Microphysiological systems (MPS) are envisioned to improve drug approval success rates. Yet, integration of MPS into drug development processes has been hampered in part by uncertainties in data translation. To speed adoption, development of animal cell-based MPS is advocated by the pharmaceutical industry. In our view, animal MPS availability would fill a key gap in the ability to examine in vitro to in vivo translatability. Since in vivo animal data will be available and guide decision making in regulatory activities for the foreseeable future, there is significant opportunity for translational assessments.
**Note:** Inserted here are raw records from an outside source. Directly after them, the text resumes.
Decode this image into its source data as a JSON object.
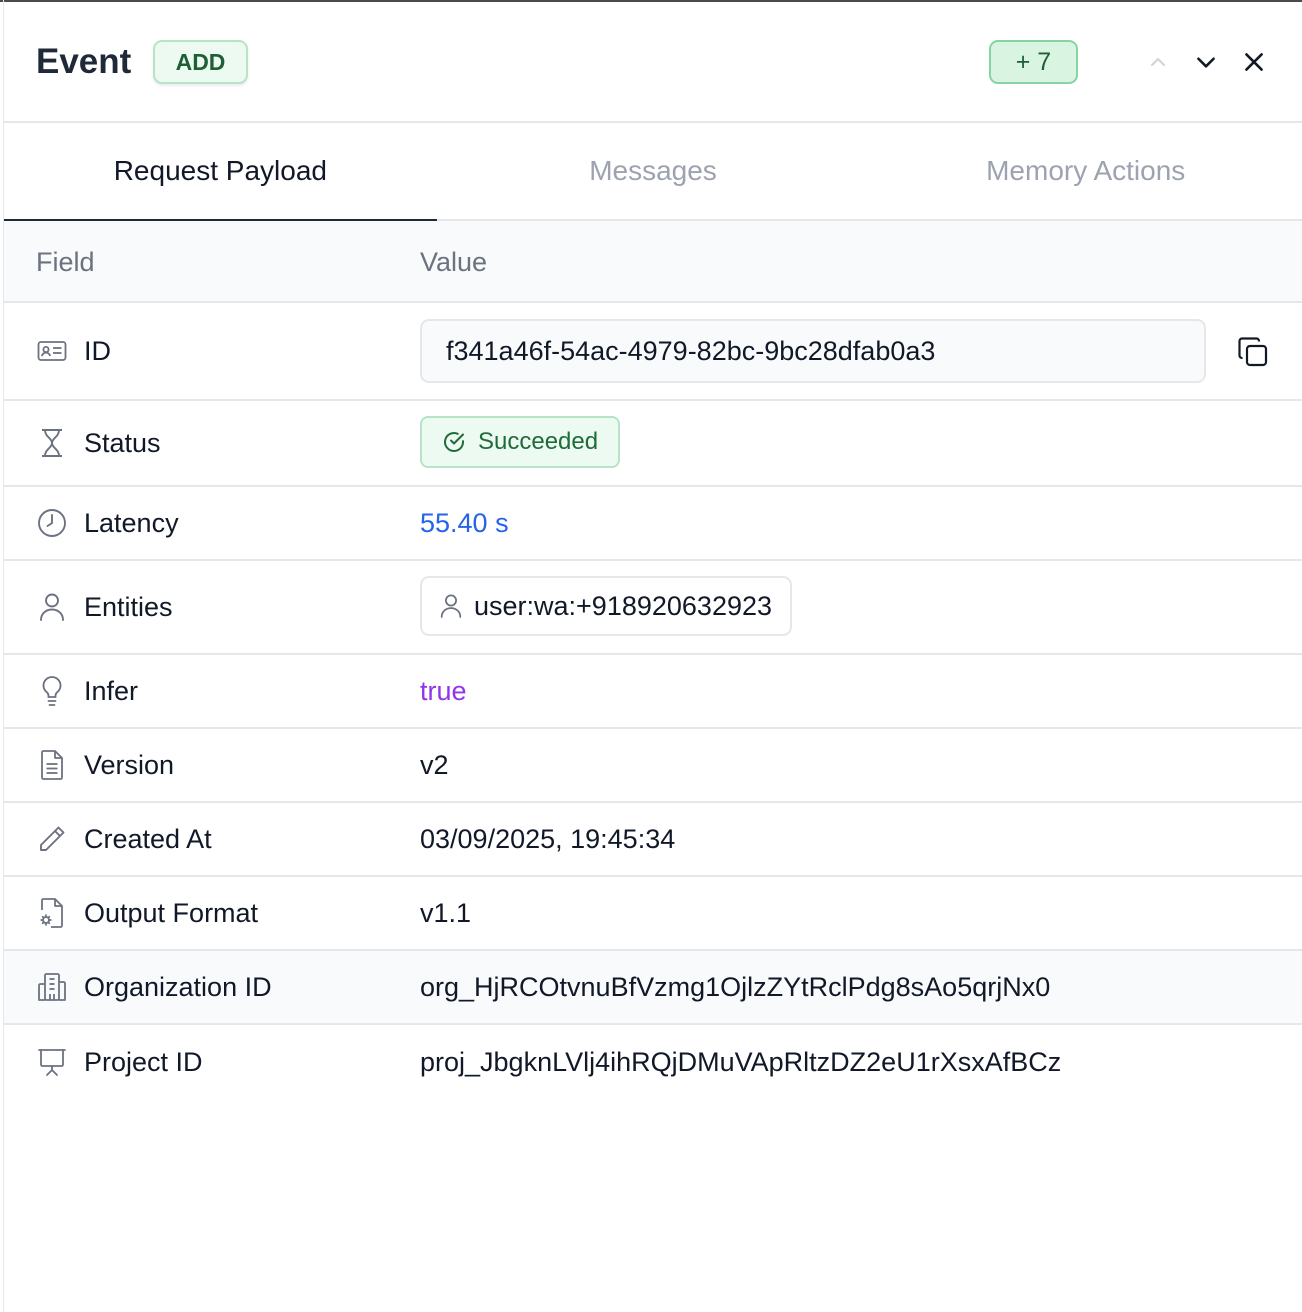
{
  "header": {
    "title": "Event",
    "event_type_badge": "ADD",
    "count_badge": "+ 7"
  },
  "tabs": [
    {
      "label": "Request Payload",
      "active": true
    },
    {
      "label": "Messages",
      "active": false
    },
    {
      "label": "Memory Actions",
      "active": false
    }
  ],
  "table": {
    "headers": {
      "field": "Field",
      "value": "Value"
    },
    "rows": {
      "id": {
        "label": "ID",
        "icon": "id-card-icon",
        "value": "f341a46f-54ac-4979-82bc-9bc28dfab0a3"
      },
      "status": {
        "label": "Status",
        "icon": "hourglass-icon",
        "value": "Succeeded"
      },
      "latency": {
        "label": "Latency",
        "icon": "clock-icon",
        "value": "55.40 s"
      },
      "entities": {
        "label": "Entities",
        "icon": "user-icon",
        "value": "user:wa:+918920632923"
      },
      "infer": {
        "label": "Infer",
        "icon": "lightbulb-icon",
        "value": "true"
      },
      "version": {
        "label": "Version",
        "icon": "document-icon",
        "value": "v2"
      },
      "created_at": {
        "label": "Created At",
        "icon": "pencil-icon",
        "value": "03/09/2025, 19:45:34"
      },
      "output_format": {
        "label": "Output Format",
        "icon": "file-settings-icon",
        "value": "v1.1"
      },
      "organization_id": {
        "label": "Organization ID",
        "icon": "building-icon",
        "value": "org_HjRCOtvnuBfVzmg1OjlzZYtRclPdg8sAo5qrjNx0"
      },
      "project_id": {
        "label": "Project ID",
        "icon": "presentation-icon",
        "value": "proj_JbgknLVlj4ihRQjDMuVApRltzDZ2eU1rXsxAfBCz"
      }
    }
  },
  "colors": {
    "accent_green": "#1f6b3a",
    "latency_blue": "#2563eb",
    "infer_purple": "#9333ea"
  }
}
In vivo animal study findings that are recapitulated using in vitro models generated from the corresponding animal species provide validation that those models possess the relevant and necessary attributes, e.g., species-specific pharmacodynamics, metabolism, transport, susceptibility to toxicity, etc. Results from the corresponding human models can then be interpreted with greater confidence for the relevant context of use (COU). Some drugs do not get to the clinic due to adverse findings in animals, so there is considerably more data to directly compare to animal in vitro models than human systems. Another benefit of animal MPS is that drug candidates exhibiting animal safety findings might be easier to derisk, for example if the finding was observed in animal but not the corresponding human in vitro model. This paper reviews considerations and recommendations for adopting animal MPS models in drug discovery and development and describes how their deployment is consistent with 3Rs principles.